Films of the Season

This holiday season, you don’t have to look far for quality entertainment. There are plenty of films coming out, as there usually are, around Christmastime.

Opening up the season was the biography over sensation band Queen, following the life of Freddie Mercury through his rise to fame, his decline into substance abuse, and his struggle with AIDS. The movie was impressive especially on the account that Rami Malek, portraying Mercury, trained his voice to mimic Mercury’s. The production team wove Malek’s voice with a professional Mercury impersonator. The camera crew also took careful action to recreate moments in the band’s life, such as the Live Aid concert in 1985 which was shot almost identically to the original broadcast. All in all, Malek gives a strikingly realistic performance as Mercury, and the rest of the actors all fit into their roles perfectly.

Following the release of Fantastic Beasts and Where to Find Them, the Harry Potter franchise movie which received mixed reviews, there was a lot of speculation about where the production team would take the second installment in the Newt Scamander trilogy. Upon seeing Fantastic Beasts and Where to Find Them: The Crimes of Grindelwald, although the critics were once again strangely indecisive about the film, I found myself much more intrigued with the plotline of the trilogy. Despite the complaints of a messy or over-complicated plot, as was with the first installment, the movie is worth it for Eddie Redmayne alone. His depiction of the quirky Hufflepuff wizard is endearing and touching, and Redmayne truly pulls the movie together.

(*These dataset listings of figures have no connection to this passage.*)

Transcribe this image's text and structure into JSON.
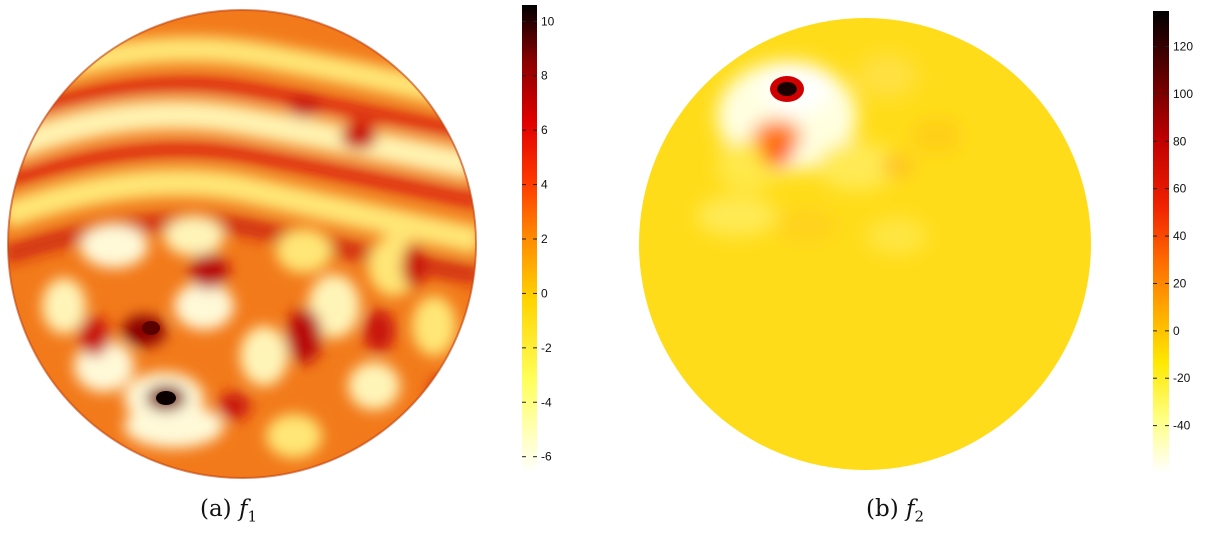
{
  "panels": [
    {
      "caption_label": "(a)",
      "caption_fn": "f",
      "caption_sub": "1",
      "colorbar": {
        "min": -6.6,
        "max": 10.6,
        "ticks": [
          "10",
          "8",
          "6",
          "4",
          "2",
          "0",
          "-2",
          "-4",
          "-6"
        ],
        "tick_values": [
          10,
          8,
          6,
          4,
          2,
          0,
          -2,
          -4,
          -6
        ]
      }
    },
    {
      "caption_label": "(b)",
      "caption_fn": "f",
      "caption_sub": "2",
      "colorbar": {
        "min": -60,
        "max": 135,
        "ticks": [
          "120",
          "100",
          "80",
          "60",
          "40",
          "20",
          "0",
          "-20",
          "-40"
        ],
        "tick_values": [
          120,
          100,
          80,
          60,
          40,
          20,
          0,
          -20,
          -40
        ]
      }
    }
  ],
  "colormap": "hot-reversed"
}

The highly anticipated Mary Poppins Returns is the next major movie picture, releasing just this week. There has not been a remake or a sequel of the beloved Julie Andrews film ever until this one, starring Emily Blunt stepping into the prim and proper heels of Andrews’ iconic character. Although Dick Van Dyke’s Bert does not make another major appearance, Van Dyke only having a cameo, whirlwind writer and actor Lin-Manuel Miranda plays a new male protagonist, Jack. Jack and Mary Poppins return to No. 17 Cherry Tree Lane once again to meet little Michael Banks, now grown, and reconnect with the Banks family, most likely involving a lot of magic and a lesson to be learned. I am excited to see this sequel and see what spin they the new actors take on the original characters.